Empezó a balancearse. Hundió los pulgares en los tirantes que debía llevar bajo el guardapolvo. Recuperó la displicencia, el aire de superioridad, la astucia: todo lo que la entrada en escena del Coronel había, por un instante, disipado.
– Usted sabe muy bien lo que está en juego -dijo el Coronel y se levantó a su vez-. No es el cadáver de esa mujer sino el destino de la Argentina. O las dos cosas, que a tanta gente le parecen una. Vaya a saber cómo el cuerpo muerto e inútil de Eva Duarte se ha ido confundiendo con el país. No para las personas como usted o como yo. Para los miserables, para los ignorantes, para los que están fuera de la historia. Ellos se dejarían matar por el cadáver. Si se hubiera podrido, vaya y pase. Pero al embalsamarlo, usted movió la historia de lugar. Dejó a la historia dentro. Quien tenga a la mujer, tiene al país en un puño, ¿se da cuenta? El gobierno no puede permitir que un cuerpo así ande a la deriva. Dígame sus condiciones.

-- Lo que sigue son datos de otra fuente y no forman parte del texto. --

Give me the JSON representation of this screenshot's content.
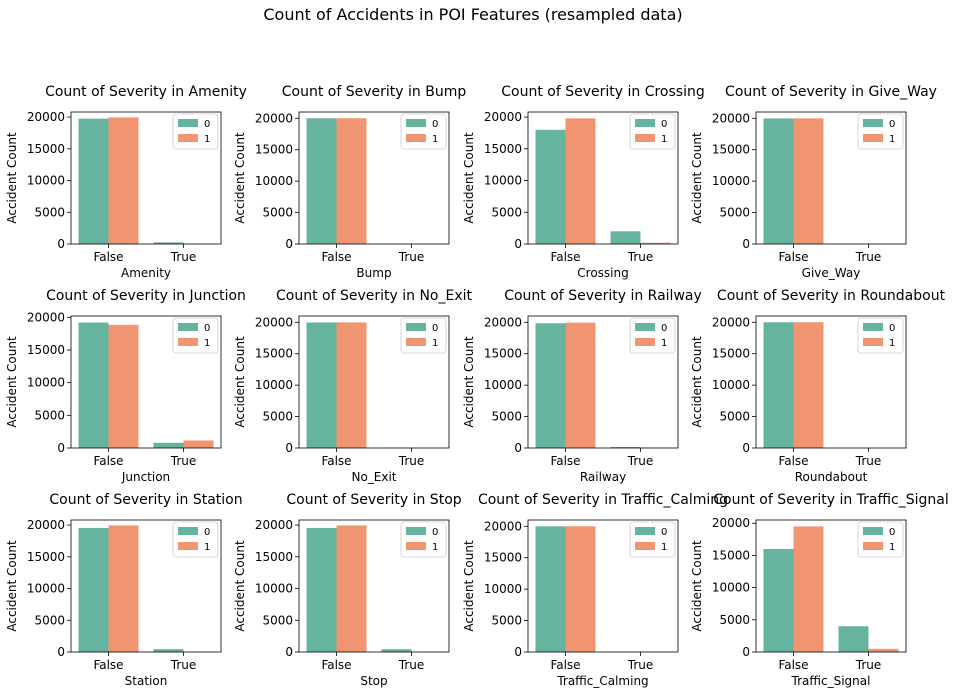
{
  "figure": {
    "title": "Count of Accidents in POI Features (resampled data)"
  },
  "style": {
    "color_0": "#66b3a0",
    "color_1": "#f0956f"
  },
  "chart_data": [
    {
      "type": "bar",
      "title": "Count of Severity in Amenity",
      "xlabel": "Amenity",
      "ylabel": "Accident Count",
      "categories": [
        "False",
        "True"
      ],
      "ylim": [
        0,
        20800
      ],
      "yticks": [
        0,
        5000,
        10000,
        15000,
        20000
      ],
      "legend": "top-right",
      "series": [
        {
          "name": "0",
          "values": [
            19750,
            250
          ]
        },
        {
          "name": "1",
          "values": [
            19950,
            50
          ]
        }
      ]
    },
    {
      "type": "bar",
      "title": "Count of Severity in Bump",
      "xlabel": "Bump",
      "ylabel": "Accident Count",
      "categories": [
        "False",
        "True"
      ],
      "ylim": [
        0,
        21000
      ],
      "yticks": [
        0,
        5000,
        10000,
        15000,
        20000
      ],
      "legend": "top-right",
      "series": [
        {
          "name": "0",
          "values": [
            20000,
            0
          ]
        },
        {
          "name": "1",
          "values": [
            20000,
            0
          ]
        }
      ]
    },
    {
      "type": "bar",
      "title": "Count of Severity in Crossing",
      "xlabel": "Crossing",
      "ylabel": "Accident Count",
      "categories": [
        "False",
        "True"
      ],
      "ylim": [
        0,
        20800
      ],
      "yticks": [
        0,
        5000,
        10000,
        15000,
        20000
      ],
      "legend": "top-right",
      "series": [
        {
          "name": "0",
          "values": [
            18000,
            2000
          ]
        },
        {
          "name": "1",
          "values": [
            19800,
            200
          ]
        }
      ]
    },
    {
      "type": "bar",
      "title": "Count of Severity in Give_Way",
      "xlabel": "Give_Way",
      "ylabel": "Accident Count",
      "categories": [
        "False",
        "True"
      ],
      "ylim": [
        0,
        21000
      ],
      "yticks": [
        0,
        5000,
        10000,
        15000,
        20000
      ],
      "legend": "top-right",
      "series": [
        {
          "name": "0",
          "values": [
            19980,
            20
          ]
        },
        {
          "name": "1",
          "values": [
            19990,
            10
          ]
        }
      ]
    },
    {
      "type": "bar",
      "title": "Count of Severity in Junction",
      "xlabel": "Junction",
      "ylabel": "Accident Count",
      "categories": [
        "False",
        "True"
      ],
      "ylim": [
        0,
        20200
      ],
      "yticks": [
        0,
        5000,
        10000,
        15000,
        20000
      ],
      "legend": "top-right",
      "series": [
        {
          "name": "0",
          "values": [
            19200,
            800
          ]
        },
        {
          "name": "1",
          "values": [
            18850,
            1150
          ]
        }
      ]
    },
    {
      "type": "bar",
      "title": "Count of Severity in No_Exit",
      "xlabel": "No_Exit",
      "ylabel": "Accident Count",
      "categories": [
        "False",
        "True"
      ],
      "ylim": [
        0,
        21000
      ],
      "yticks": [
        0,
        5000,
        10000,
        15000,
        20000
      ],
      "legend": "top-right",
      "series": [
        {
          "name": "0",
          "values": [
            19970,
            30
          ]
        },
        {
          "name": "1",
          "values": [
            19980,
            20
          ]
        }
      ]
    },
    {
      "type": "bar",
      "title": "Count of Severity in Railway",
      "xlabel": "Railway",
      "ylabel": "Accident Count",
      "categories": [
        "False",
        "True"
      ],
      "ylim": [
        0,
        21000
      ],
      "yticks": [
        0,
        5000,
        10000,
        15000,
        20000
      ],
      "legend": "top-right",
      "series": [
        {
          "name": "0",
          "values": [
            19850,
            150
          ]
        },
        {
          "name": "1",
          "values": [
            19950,
            50
          ]
        }
      ]
    },
    {
      "type": "bar",
      "title": "Count of Severity in Roundabout",
      "xlabel": "Roundabout",
      "ylabel": "Accident Count",
      "categories": [
        "False",
        "True"
      ],
      "ylim": [
        0,
        21000
      ],
      "yticks": [
        0,
        5000,
        10000,
        15000,
        20000
      ],
      "legend": "top-right",
      "series": [
        {
          "name": "0",
          "values": [
            20000,
            0
          ]
        },
        {
          "name": "1",
          "values": [
            20000,
            0
          ]
        }
      ]
    },
    {
      "type": "bar",
      "title": "Count of Severity in Station",
      "xlabel": "Station",
      "ylabel": "Accident Count",
      "categories": [
        "False",
        "True"
      ],
      "ylim": [
        0,
        20800
      ],
      "yticks": [
        0,
        5000,
        10000,
        15000,
        20000
      ],
      "legend": "top-right",
      "series": [
        {
          "name": "0",
          "values": [
            19550,
            450
          ]
        },
        {
          "name": "1",
          "values": [
            19950,
            50
          ]
        }
      ]
    },
    {
      "type": "bar",
      "title": "Count of Severity in Stop",
      "xlabel": "Stop",
      "ylabel": "Accident Count",
      "categories": [
        "False",
        "True"
      ],
      "ylim": [
        0,
        20800
      ],
      "yticks": [
        0,
        5000,
        10000,
        15000,
        20000
      ],
      "legend": "top-right",
      "series": [
        {
          "name": "0",
          "values": [
            19550,
            450
          ]
        },
        {
          "name": "1",
          "values": [
            19950,
            50
          ]
        }
      ]
    },
    {
      "type": "bar",
      "title": "Count of Severity in Traffic_Calming",
      "xlabel": "Traffic_Calming",
      "ylabel": "Accident Count",
      "categories": [
        "False",
        "True"
      ],
      "ylim": [
        0,
        21000
      ],
      "yticks": [
        0,
        5000,
        10000,
        15000,
        20000
      ],
      "legend": "top-right",
      "series": [
        {
          "name": "0",
          "values": [
            19990,
            10
          ]
        },
        {
          "name": "1",
          "values": [
            19995,
            5
          ]
        }
      ]
    },
    {
      "type": "bar",
      "title": "Count of Severity in Traffic_Signal",
      "xlabel": "Traffic_Signal",
      "ylabel": "Accident Count",
      "categories": [
        "False",
        "True"
      ],
      "ylim": [
        0,
        20500
      ],
      "yticks": [
        0,
        5000,
        10000,
        15000,
        20000
      ],
      "legend": "top-right",
      "series": [
        {
          "name": "0",
          "values": [
            16000,
            4000
          ]
        },
        {
          "name": "1",
          "values": [
            19500,
            500
          ]
        }
      ]
    }
  ]
}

– Yo no soy quién para poner condiciones -contestó el médico. Mi única responsabilidad es dejar satisfechas a la madre y a las hermanas de Evita. -Leyó unos apuntes que tenía sobre el escritorio. -Quieren, me dicen, que se la entierre en un lugar piadoso y que la gente sepa dónde está, para que pueda visitarla.
– Por el lugar piadoso no se preocupe. Pero la otra cláusula es inaceptable. El presidente me ha exigido que todo se haga con el mayor secreto.
– La madre va a insistir.
– No sé qué decirle. Si alguien supiera dónde está el cuerpo, no habría fuerza humana capaz de protegerlo. Hay fanáticos buscándolo por todas partes. Lo robarían, doctor. Lo harían desaparecer en nuestras propias narices.
– Entonces tenga cuidado -dijo el médico, con sorna-. Porque cuando yo la pierda de vista, nadie tendrá manera de saber si Ella es ella. ¿No me habló usted de una estatua de cera? Existe. Evita quería una tumba como la de Napoleón Bonaparte. Cuando se prepararon las maquetas, el escultor estuvo aquí, reproduciendo el cuerpo. Yo vi la copia que hizo. Era idéntica. ¿Sabe lo que pasó? Una noche regresó al taller y la copia ya no estaba. Se la quitaron. Él cree que fue el ejército. Pero no fue el ejército, ¿verdad?
– No -admitió el Coronel.
– Entonces, cuídese. Yo me lavo las manos.
– No se las lave tan rápido, doctor ¿Dónde está el cuerpo? Quiero ver por mí mismo si es esa maravilla de la que hablan sus apuntes. Déjeme ver qué dicen. -Sacó una tarjeta del bolsillo y leyó: -«Es un sol líquido». ¿No le parece una exageración? Imagínese, un sol líquido.